In his film “America, America,” loosely based on the life of
his uncle, filmmaker Elia Kazan puts his thumb squarely on the very pulse of
immigrants, not only the Greeks in Turkish Anatolia fleeing oppression, but all
immigrants, whatever their point of origin.
To the “oppressed and huddled masses” seeking to pass
through the golden door of Lady Liberty, the America of Kazan’s uncle was less
a nation than an emotive idea.
What idea?
In introducing Malvi Lennon of Windsor to a gathering that
had come together in West Simsbury to support her candidacy as a Republicancandidate for the Connecticut State Senate in the 2nd District, former U.S. Representative
Rob Simmons, recently installed as the new Chairman of Connecticut’s Yankee
Institute, mentioned that the failed Bay of Pigs invasion of Cuba during the
administration of President John Kennedy remained fresh in his mind because one of his
supervisors at the CIA was among the first to land on the beach.
Mrs. Lennon was 6 years old when her father was swept up by
Communist dictator Fidel Castro’s storm troopers following the failed invasion.
He was, of course, interrogated, and following his prolonged interrogation, her
father returned to his house so frightfully altered that the young child shrank
from him and hid behind her mother.
There in her father’s pain, agony and humiliation, even a
little terrorized child might have sensed the emotive idea of America: In
America, the state, conceived as the servant of the people, did not intrude
itself at every opportunity between the citizen and his lawful ambitions. There
it was still possible for an energetic man or woman to leave to his children
the real time legacy of his sweat and tears.
Malvi arrived in the United States in 1968. Her mother, a pharmacist
by training who accepted a job in a factory, and her father, who found work in
a beverage distributorship, left all their belongings behind in Castro’s Cuba,
settling first in East Orange, New Jersey and later moving to Tampa Florida,
where Malvi attended High School and later Hillsborough Community College.
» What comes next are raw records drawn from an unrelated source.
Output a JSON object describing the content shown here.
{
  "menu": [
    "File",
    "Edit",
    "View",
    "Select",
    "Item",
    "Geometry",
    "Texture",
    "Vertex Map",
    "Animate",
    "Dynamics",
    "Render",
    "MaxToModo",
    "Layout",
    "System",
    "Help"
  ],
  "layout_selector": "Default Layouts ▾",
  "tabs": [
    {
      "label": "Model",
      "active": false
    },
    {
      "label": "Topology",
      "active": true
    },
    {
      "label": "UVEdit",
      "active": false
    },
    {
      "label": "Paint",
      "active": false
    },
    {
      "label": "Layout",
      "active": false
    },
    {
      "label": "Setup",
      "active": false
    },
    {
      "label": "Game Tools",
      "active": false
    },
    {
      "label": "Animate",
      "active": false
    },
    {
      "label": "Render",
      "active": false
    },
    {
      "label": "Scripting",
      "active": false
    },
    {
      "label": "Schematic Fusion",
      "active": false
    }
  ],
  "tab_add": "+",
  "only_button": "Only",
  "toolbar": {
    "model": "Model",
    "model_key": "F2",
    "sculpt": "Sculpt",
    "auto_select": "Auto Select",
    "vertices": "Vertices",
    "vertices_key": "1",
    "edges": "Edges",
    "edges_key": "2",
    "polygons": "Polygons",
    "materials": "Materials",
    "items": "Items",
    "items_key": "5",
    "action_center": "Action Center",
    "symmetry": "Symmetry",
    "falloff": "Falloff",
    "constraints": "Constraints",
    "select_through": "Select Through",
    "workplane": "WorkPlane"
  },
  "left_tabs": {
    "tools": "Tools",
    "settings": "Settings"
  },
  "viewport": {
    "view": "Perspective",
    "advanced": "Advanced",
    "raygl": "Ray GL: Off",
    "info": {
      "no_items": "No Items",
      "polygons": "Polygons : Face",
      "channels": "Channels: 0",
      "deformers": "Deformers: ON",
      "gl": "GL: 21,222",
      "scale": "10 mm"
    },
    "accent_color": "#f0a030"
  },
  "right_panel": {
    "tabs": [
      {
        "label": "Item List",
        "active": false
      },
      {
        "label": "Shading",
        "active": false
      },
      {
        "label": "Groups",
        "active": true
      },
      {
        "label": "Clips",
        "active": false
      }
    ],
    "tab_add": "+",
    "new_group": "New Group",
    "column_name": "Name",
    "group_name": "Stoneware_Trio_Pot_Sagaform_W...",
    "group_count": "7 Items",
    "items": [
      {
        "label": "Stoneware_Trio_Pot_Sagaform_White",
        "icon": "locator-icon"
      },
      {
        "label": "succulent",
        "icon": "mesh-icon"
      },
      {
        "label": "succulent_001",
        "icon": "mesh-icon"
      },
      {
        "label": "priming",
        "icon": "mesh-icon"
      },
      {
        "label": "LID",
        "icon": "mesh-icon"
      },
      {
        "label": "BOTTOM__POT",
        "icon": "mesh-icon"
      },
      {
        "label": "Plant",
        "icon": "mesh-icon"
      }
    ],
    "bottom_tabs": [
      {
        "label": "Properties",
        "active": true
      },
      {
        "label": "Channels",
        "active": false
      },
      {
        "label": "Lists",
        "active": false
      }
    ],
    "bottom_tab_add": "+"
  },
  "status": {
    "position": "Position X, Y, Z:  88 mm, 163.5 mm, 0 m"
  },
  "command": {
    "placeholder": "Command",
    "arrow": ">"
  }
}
She began her career in insurance with Aetna, moving to
Connecticut as a claims adjuster for numerous municipalities and agencies as a
part of her responsibilities with the Connecticut Inter-Local Risk Management
Agency, there acquiring intimate knowledge of the relevant local, state, and
federal regulations, working closely with individuals at all levels of the
public sector.
In 2005, a little more than three decades after her father
and mother left Cuba behind, Malvi finally accomplished her lifelong dream of
owning her own business, the Lennon Claim Services, which she now operates with
her husband Robert.
The weight of her life experience has convinced her that the
key to prosperity in Connecticut and the United States is to be found in the
increasingly rare and unique freedoms made possible by American democracy and
free enterprise. Unlike other American citizens whose fathers and mothers have
not felt on their flesh the lash of socialist deprivation, Malvi, should she be
successful in her campaign, will bring into office with her a vital background of
dreams fulfilled and a real understanding of life beyond the parameters of that
emotive idea that for decades has drawn immigrants to America.